Droit administratif
L'établissement public est un « service public personnifié » (Hauriou), identifié par des critères formels (qualification légale) ou jurisprudentiels (prérogatives de puissance publique, TC 1899 Gignac). La distinction EPA/EPIC structure le régime juridique applicable. Les EPIC sont fragilisés par le droit européen de la concurrence (CJUE 2014 La Poste). Les deux principes essentiels sont le rattachement (tutelle) et la spécialité (tempérée par l'avis CE 1994 EDF-GDF).
Les collectivités de droit commun sont la commune (clause générale de compétence), le département (aide sociale, spécialité) et la région (développement économique, spécialité). S'y ajoutent des collectivités à statut particulier (Corse, métropole de Lyon, CeA), les COM (art. 74) et la Nouvelle-Calédonie (pouvoir législatif propre). L'intercommunalité couvre quasi-intégralement le territoire avec quatre types d'EPCI à fiscalité propre aux compétences croissantes.
La décentralisation repose sur le principe de subsidiarité (art. 72, al. 2), la libre administration des collectivités territoriales (art. 72, al. 3) et le maintien du caractère unitaire de l'État (contrôle de légalité, indivisibilité). La différenciation est désormais possible pour les CT de droit commun (loi 3DS). L'autonomie financière (art. 72-2) implique des ressources propres déterminantes et un principe de compensation, mais subit une tendance à la recentralisation fiscale.
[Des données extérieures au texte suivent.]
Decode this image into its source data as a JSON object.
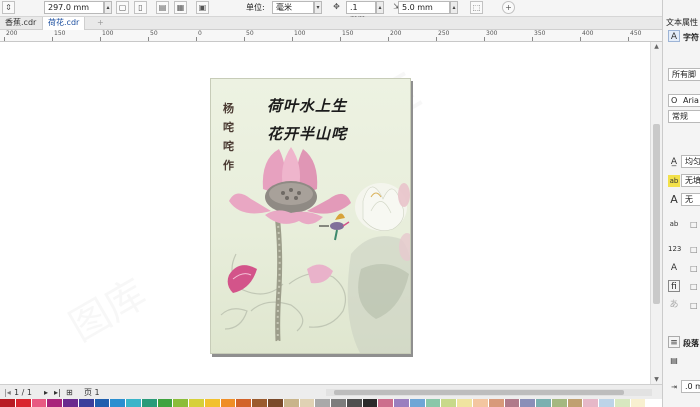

La déconcentration est une modalité de la centralisation consistant à ventiler les compétences de l'État dans les territoires via des agents soumis au pouvoir hiérarchique. Les trois circonscriptions de droit commun sont la région (stratégique, préfet de région), le département (historique, préfet) et l'arrondissement (proximité, sous-préfet). Les réformes successives (RGPP, MAP, charte de 2015, loi 3DS) ont rationalisé les services déconcentrés.
L'administration centrale repose sur le Président de la République (compétence réglementaire d'attribution : ordonnances, décrets en Conseil des ministres, nominations) et le Premier ministre (pouvoir réglementaire de principe). Les ministres disposent d'un pouvoir réglementaire délégué et autonome (Jamart, 1936). Les administrations centrales assurent conception et animation, les services à compétence nationale n'ont pas de démembrements locaux, et les organes consultatifs (Conseil d'État, CESE) se sont multipliés.
L'administration française s'organise autour de trois formes : l'administration d'État (centralisée et déconcentrée), l'administration décentralisée (collectivités territoriales) et les établissements publics.